God it’s fascinating to look at the timestamp on this one and then realize that Pratchett went on to write his Witches Series and Granny Weatherwax, who’s strong and fierce and brilliant and austere and so achingly, bitterly, intensely good. I think Granny Weatherwax would give Gandalf a hard look and Gandalf would remember he had a very urgent appointment three shires away and stroll off really fast.
Holy fuck, everybody go read this right now.
Pratchett is one of the people whose work is not only hilarious, but legitimately brilliant. I learned so much from reading his books. Even this talk is peppered with the kind of thing that makes you snort out loud and get stared at by coworkers:
No wonder witches were always portrayed as toothless — it was living in a 90,000 calorie house that did it. You’d hear a noise in the night and it’d be the local kids, eating the doorknob.
And he fucking nails the witch/wizard dichotomy. Wizards = wise, powerful, organized, educated; witches = crones who give you warts. The Tiffany Aching series addresses this directly, as do the regular Discworld books focusing on the Lancre witches. Like Roach says, Granny Weatherwax is achingly, bitterly, intensely good, and that’s partly because she’s constantly aware of how easy it would be to be bad. How someone has to do the mucky jobs and help the obnoxious and stupid and never, ever take credit for anything you didn’t do; how the hardest thing is to stay balanced just on the edge between extremes, maintain that equilibrium, do what needs to be done no matter how awful or difficult it may be. Wizards never have to think about this. They just forge straight ahead, eating big dinners and squabbling amongst themselves and taking their power for granted.

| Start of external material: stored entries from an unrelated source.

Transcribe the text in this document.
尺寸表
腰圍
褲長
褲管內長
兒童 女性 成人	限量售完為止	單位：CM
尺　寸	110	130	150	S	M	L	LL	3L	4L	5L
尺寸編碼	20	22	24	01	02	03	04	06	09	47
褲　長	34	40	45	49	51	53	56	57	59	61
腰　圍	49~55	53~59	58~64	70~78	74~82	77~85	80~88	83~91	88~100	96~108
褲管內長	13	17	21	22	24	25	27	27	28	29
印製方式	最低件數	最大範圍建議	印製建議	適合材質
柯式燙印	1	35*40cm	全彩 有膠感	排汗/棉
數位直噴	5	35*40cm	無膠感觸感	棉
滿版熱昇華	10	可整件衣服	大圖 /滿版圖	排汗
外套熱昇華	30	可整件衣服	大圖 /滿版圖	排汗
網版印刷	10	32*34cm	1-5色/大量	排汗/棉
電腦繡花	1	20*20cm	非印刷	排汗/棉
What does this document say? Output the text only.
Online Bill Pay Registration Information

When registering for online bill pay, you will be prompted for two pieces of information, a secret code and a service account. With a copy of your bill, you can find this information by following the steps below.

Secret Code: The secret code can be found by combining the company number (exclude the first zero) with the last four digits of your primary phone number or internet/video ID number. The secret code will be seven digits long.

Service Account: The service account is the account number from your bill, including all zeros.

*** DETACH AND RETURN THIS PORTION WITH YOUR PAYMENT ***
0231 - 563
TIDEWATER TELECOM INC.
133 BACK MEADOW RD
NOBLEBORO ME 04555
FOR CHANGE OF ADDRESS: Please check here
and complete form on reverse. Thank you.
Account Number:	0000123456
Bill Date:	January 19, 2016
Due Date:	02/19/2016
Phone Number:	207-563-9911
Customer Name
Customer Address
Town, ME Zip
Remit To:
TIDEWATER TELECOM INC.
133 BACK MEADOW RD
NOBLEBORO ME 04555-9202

Come to think of it, that’s one of the most significant divisions of power in Discworld: the men all gang up into this big elitist mob and loll around indolently, specifically not doing magic. Their magic is so powerful and dangerous that it’s a better use of their time to all keep each other down, all the wizard books basically revolve around ‘Oh no, someone’s doing magic, we’d better stomp them flat and then go home for second breakfast’. They keep the world from turning inside out but not much more than that, and they’re kind of a bunch of assholes about it too. Meanwhile the witches are just grimly slogging along, delivering babies and rousting out vampires and changing compresses, like, they stake out territories and then take care of everyone in it… while everyone still thinks that wizards are respectable and witches are shady.
Terry Pratchett: one of the most interesting literary philosophers of out time. Just read this if you ever read any kind of scifi and/or fantasy.